In the centuries that followed the end of the Roman Empire, Basilicata was troubled by the invasions of barbarian populations coming from Northern Europe and it was only starting from the 10th century AD. that this area returned to be permanently populated. For many years, the Byzantine monks and the Saracens lived together with the local populations sheltered in what probably was the medieval village of Gallipolis, whose remains can be seen on the top of Timpa Castello near the "Palazzo". S. Guglielmo from Vercelli founded the “Palazzo”, an ancient convent, around 1100 together with the convent of S. Maria di Serracognato (now known as Cognato Chapel).

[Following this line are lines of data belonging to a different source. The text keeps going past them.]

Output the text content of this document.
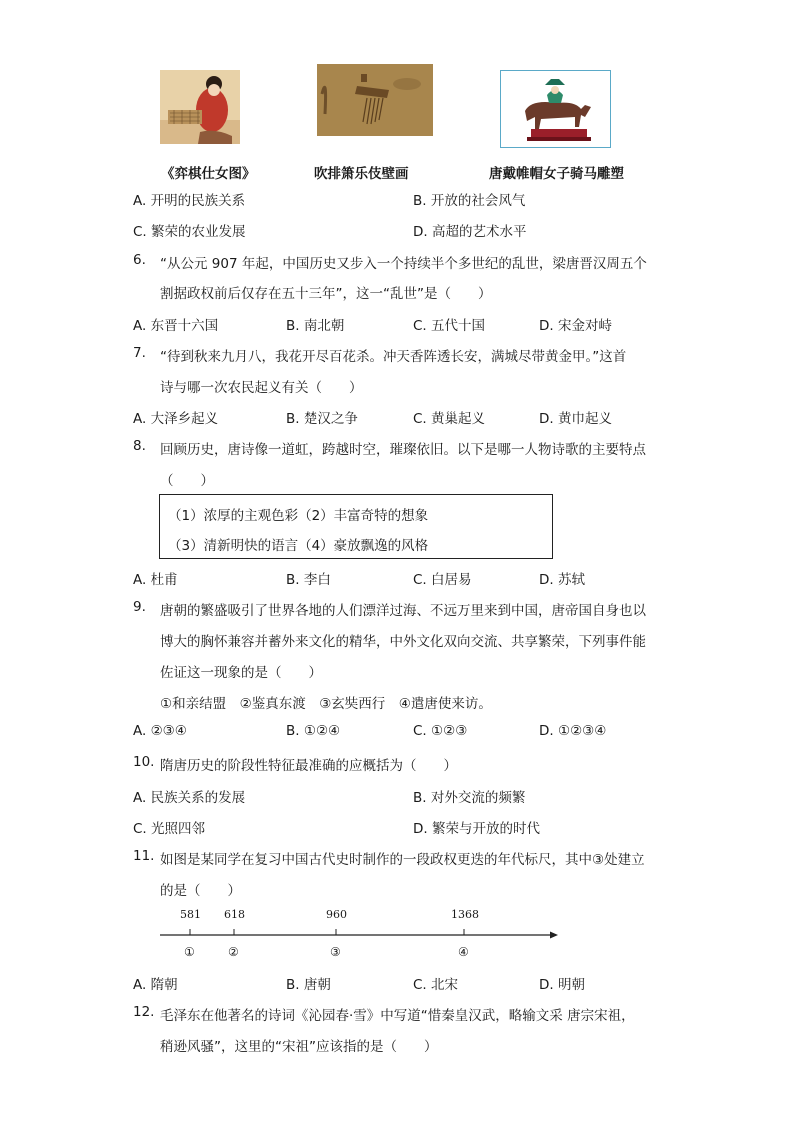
《弈棋仕女图》	吹排箫乐伎壁画	唐戴帷帽女子骑马雕塑
A. 开明的民族关系	B. 开放的社会风气
C. 繁荣的农业发展	D. 高超的艺术水平
6. “从公元 907 年起，中国历史又步入一个持续半个多世纪的乱世，梁唐晋汉周五个
割据政权前后仅存在五十三年”，这一“乱世”是（　　）
A. 东晋十六国	B. 南北朝	C. 五代十国	D. 宋金对峙
7. “待到秋来九月八，我花开尽百花杀。冲天香阵透长安，满城尽带黄金甲。”这首
诗与哪一次农民起义有关（　　）
A. 大泽乡起义	B. 楚汉之争	C. 黄巢起义	D. 黄巾起义
8. 回顾历史，唐诗像一道虹，跨越时空，璀璨依旧。以下是哪一人物诗歌的主要特点
（　　）
（1）浓厚的主观色彩（2）丰富奇特的想象
（3）清新明快的语言（4）豪放飘逸的风格
A. 杜甫	B. 李白	C. 白居易	D. 苏轼
9. 唐朝的繁盛吸引了世界各地的人们漂洋过海、不远万里来到中国，唐帝国自身也以
博大的胸怀兼容并蓄外来文化的精华，中外文化双向交流、共享繁荣，下列事件能
佐证这一现象的是（　　）
①和亲结盟　②鉴真东渡　③玄奘西行　④遣唐使来访。
A. ②③④	B. ①②④	C. ①②③	D. ①②③④
10. 隋唐历史的阶段性特征最准确的应概括为（　　）
A. 民族关系的发展	B. 对外交流的频繁
C. 光照四邻	D. 繁荣与开放的时代
11. 如图是某同学在复习中国古代史时制作的一段政权更迭的年代标尺，其中③处建立
的是（　　）
581 618	960	1368
①	②	③	④
A. 隋朝	B. 唐朝	C. 北宋	D. 明朝
12. 毛泽东在他著名的诗词《沁园春·雪》中写道“惜秦皇汉武，略输文采 唐宗宋祖，
稍逊风骚”，这里的“宋祖”应该指的是（　　）
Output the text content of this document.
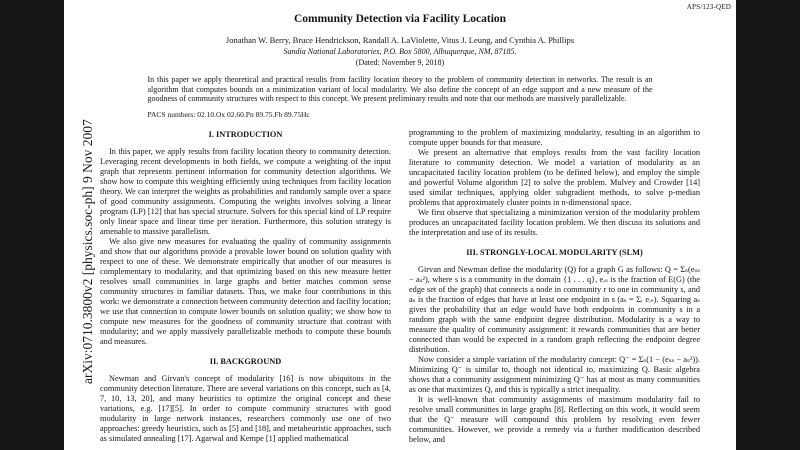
APS/123-QED
arXiv:0710.3800v2 [physics.soc-ph] 9 Nov 2007
Community Detection via Facility Location
Jonathan W. Berry, Bruce Hendrickson, Randall A. LaViolette, Vitus J. Leung, and Cynthia A. Phillips
Sandia National Laboratories, P.O. Box 5800, Albuquerque, NM, 87185.
(Dated: November 9, 2018)
In this paper we apply theoretical and practical results from facility location theory to the problem of community detection in networks. The result is an algorithm that computes bounds on a minimization variant of local modularity. We also define the concept of an edge support and a new measure of the goodness of community structures with respect to this concept. We present preliminary results and note that our methods are massively parallelizable.
PACS numbers: 02.10.Ox 02.60.Pn 89.75.Fb 89.75Hc
I. INTRODUCTION

In this paper, we apply results from facility location theory to community detection. Leveraging recent developments in both fields, we compute a weighting of the input graph that represents pertinent information for community detection algorithms. We show how to compute this weighting efficiently using techniques from facility location theory. We can interpret the weights as probabilities and randomly sample over a space of good community assignments. Computing the weights involves solving a linear program (LP) [12] that has special structure. Solvers for this special kind of LP require only linear space and linear time per iteration. Furthermore, this solution strategy is amenable to massive parallelism.

We also give new measures for evaluating the quality of community assignments and show that our algorithms provide a provable lower bound on solution quality with respect to one of these. We demonstrate empirically that another of our measures is complementary to modularity, and that optimizing based on this new measure better resolves small communities in large graphs and better matches common sense community structures in familiar datasets. Thus, we make four contributions in this work: we demonstrate a connection between community detection and facility location; we use that connection to compute lower bounds on solution quality; we show how to compute new measures for the goodness of community structure that contrast with modularity; and we apply massively parallelizable methods to compute these bounds and measures.

II. BACKGROUND

Newman and Girvan's concept of modularity [16] is now ubiquitous in the community detection literature. There are several variations on this concept, such as [4, 7, 10, 13, 20], and many heuristics to optimize the original concept and these variations, e.g. [17][5]. In order to compute community structures with good modularity in large network instances, researchers commonly use one of two approaches: greedy heuristics, such as [5] and [18], and metaheuristic approaches, such as simulated annealing [17]. Agarwal and Kempe [1] applied mathematical

programming to the problem of maximizing modularity, resulting in an algorithm to compute upper bounds for that measure.

We present an alternative that employs results from the vast facility location literature to community detection. We model a variation of modularity as an uncapacitated facility location problem (to be defined below), and employ the simple and powerful Volume algorithm [2] to solve the problem. Mulvey and Crowder [14] used similar techniques, applying older subgradient methods, to solve p-median problems that approximately cluster points in n-dimensional space.

We first observe that specializing a minimization version of the modularity problem produces an uncapacitated facility location problem. We then discuss its solutions and the interpretation and use of its results.

III. STRONGLY-LOCAL MODULARITY (SLM)

Girvan and Newman define the modularity (Q) for a graph G as follows: Q = Σₛ(eₛₛ − aₛ²), where s is a community in the domain {1 . . . q}, eᵣₛ is the fraction of E(G) (the edge set of the graph) that connects a node in community r to one in community s, and aₛ is the fraction of edges that have at least one endpoint in s (aₛ = Σᵣ eᵣₛ). Squaring aₛ gives the probability that an edge would have both endpoints in community s in a random graph with the same endpoint degree distribution. Modularity is a way to measure the quality of community assignment: it rewards communities that are better connected than would be expected in a random graph reflecting the endpoint degree distribution.

Now consider a simple variation of the modularity concept: Q⁻ = Σₛ(1 − (eₛₛ − aₛ²)). Minimizing Q⁻ is similar to, though not identical to, maximizing Q. Basic algebra shows that a community assignment minimizing Q⁻ has at most as many communities as one that maximizes Q, and this is typically a strict inequality.

It is well-known that community assignments of maximum modularity fail to resolve small communities in large graphs [8]. Reflecting on this work, it would seem that the Q⁻ measure will compound this problem by resolving even fewer communities. However, we provide a remedy via a further modification described below, and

The frequent famines and plague epidemics that characterized the following centuries (in particular the 14th and 15th centuries AD), caused a considerable depopulation of many centres in the area and this situation continued throughout the seventeenth century; only starting from the 18th century it began to witness a slow recovery of the settlements. The decisive century for the territory of Gallipoli Cognato and of the Lucanian Dolomites was certainly the 800th; in this period, in fact, the whole area underwent a process of anthropization whose signs are still evident today.
Among the major initiatives, we mention the establishment of the State Forestry Corps in the former Palace convent; the construction of numerous forest barracks, nurseries and farms, the cultivation of land that until then had been of marginal importance. In fact, numerous are the Jazzi present in the territory of Accettura, bearing witness to the importance of sheep and goat breeding. Together with the inhabited centres, therefore, significant rural settlements were developed in the territories of Accettura (Valmiletta, Valdienne) of Pietrapertosa (Castagna, Casieri, Abetina) and of Castelmezzano (Calcesia), giving the landscape an entirely original aspect, which still constitutes singular and peculiar element of these places.